Словно подтверждая эту мысль, старик опустился на край вытертого дивана и сказал:
- Я полежу, что-то у меня сердце щемит...
Но как только гость удалился, старик вскочил и напялил пальто. У него уже был план действий, как спасти отданные Сэму деньги и еще заполучить сверх того.
Сопя и отдуваясь, поднялся на верхний этаж дома, стоящего во дворе, и позвонил.
Открыл ему краснощекий человек в голубой рубашке с накладными карманами. Роста такого, что, стоя на пороге, он закрывал почти весь дверной проем. Лет ему можно было дать так двадцать пять. Погулявший и избалованный, он уже стал округляться, но, если распрямиться, фигура еще вполне спортивная. Одевался он хорошо, даже старался выдержать стиль. Усы придавали его лицу некоторую суровость, но все равно не могли скрыть явного самодовольства.
- Чего тебе, Желвак, от меня понадобилось?
Вопрос звучал насмешливо и грубовато.
- Катя дома?
- Боишься ее, что ли?
- Ты отвечай, разговор серьезный есть.
Гундар пропустил старика и запер дверь.
Квартирка была небольшая, но удивительно чистая, вылизанная, каждая вещь на своем месте. На стенах висели вполне приличные картины в позолоченных рамах и иконы. Шедевров среди них не было, но на сохранность пожаловаться они не могли. На серванте с выдвижными стеклами, где виднелись книги, стояли и кое-какие антикварные безделушки: подсвечники, резная китайская вазочка с цветами и гроздьями винограда, фаянсовая пивная кружка без крышки, юнхановский будильник с музыкой и треснутая хрустальная сахарница с серебряной отделкой и ручкой.

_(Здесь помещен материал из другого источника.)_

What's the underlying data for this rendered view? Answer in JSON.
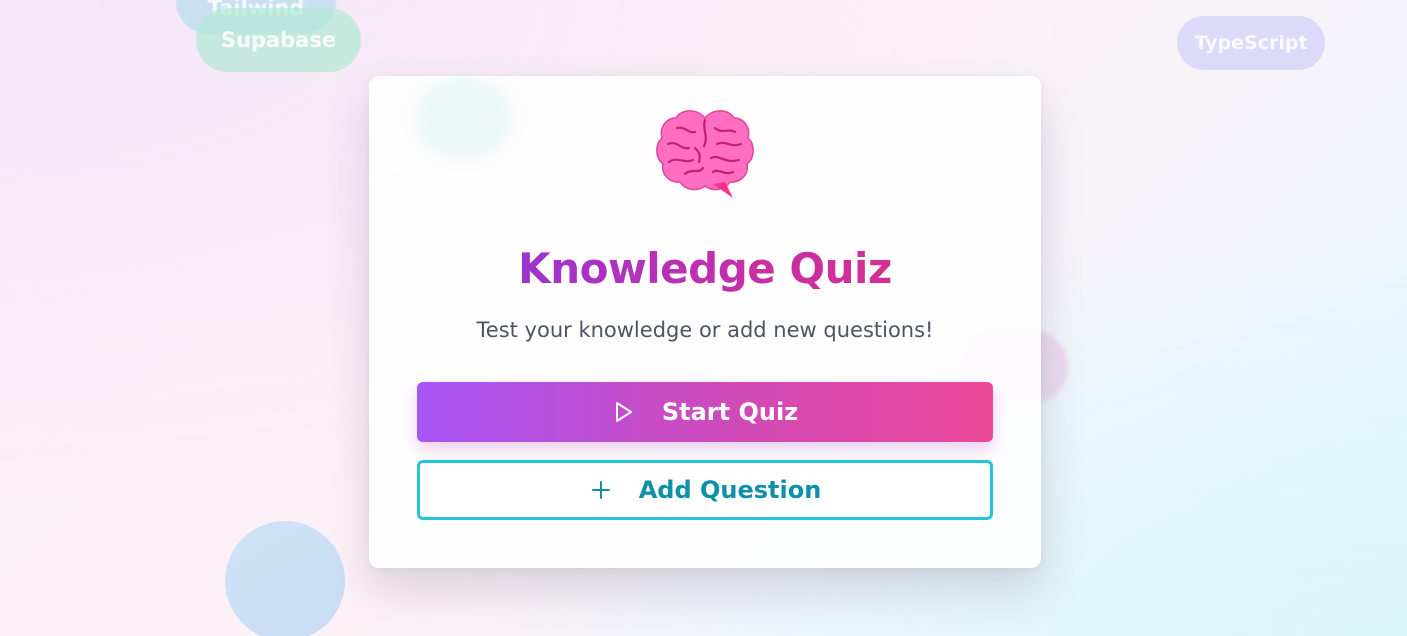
{
  "background": {
    "bubbles": [
      {
        "label": "Tailwind"
      },
      {
        "label": "Supabase"
      },
      {
        "label": "TypeScript"
      }
    ]
  },
  "card": {
    "icon": "brain-icon",
    "title": "Knowledge Quiz",
    "subtitle": "Test your knowledge or add new questions!",
    "start_button": {
      "label": "Start Quiz",
      "icon": "play-icon"
    },
    "add_button": {
      "label": "Add Question",
      "icon": "plus-icon"
    }
  },
  "colors": {
    "title_gradient_start": "#9b34cf",
    "title_gradient_end": "#d42f91",
    "start_gradient_start": "#a855f7",
    "start_gradient_end": "#ec4899",
    "add_border": "#22c5dd",
    "add_text": "#0e90a8",
    "brain": "#ff69b4"
  }
}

Желвак был приятно изумлен переменами, происшедшими в квартире. Последний раз он был здесь лет восемь назад, незадолго до смерти матери Гундара. Тогда квартира была запущена, вся в табачном дыму, пропахшая кислым пьяным духом. Вся округа знала эту квартиру как "монопольку", потому что после закрытия магазинов мать Гундара торговала водкой. Участковый не раз и не два штрафовал ее, даже возбудил уголовное дело, но ничего не помогло; то ли штрафы были маленькими, то ли вообще эта баба была неисправима.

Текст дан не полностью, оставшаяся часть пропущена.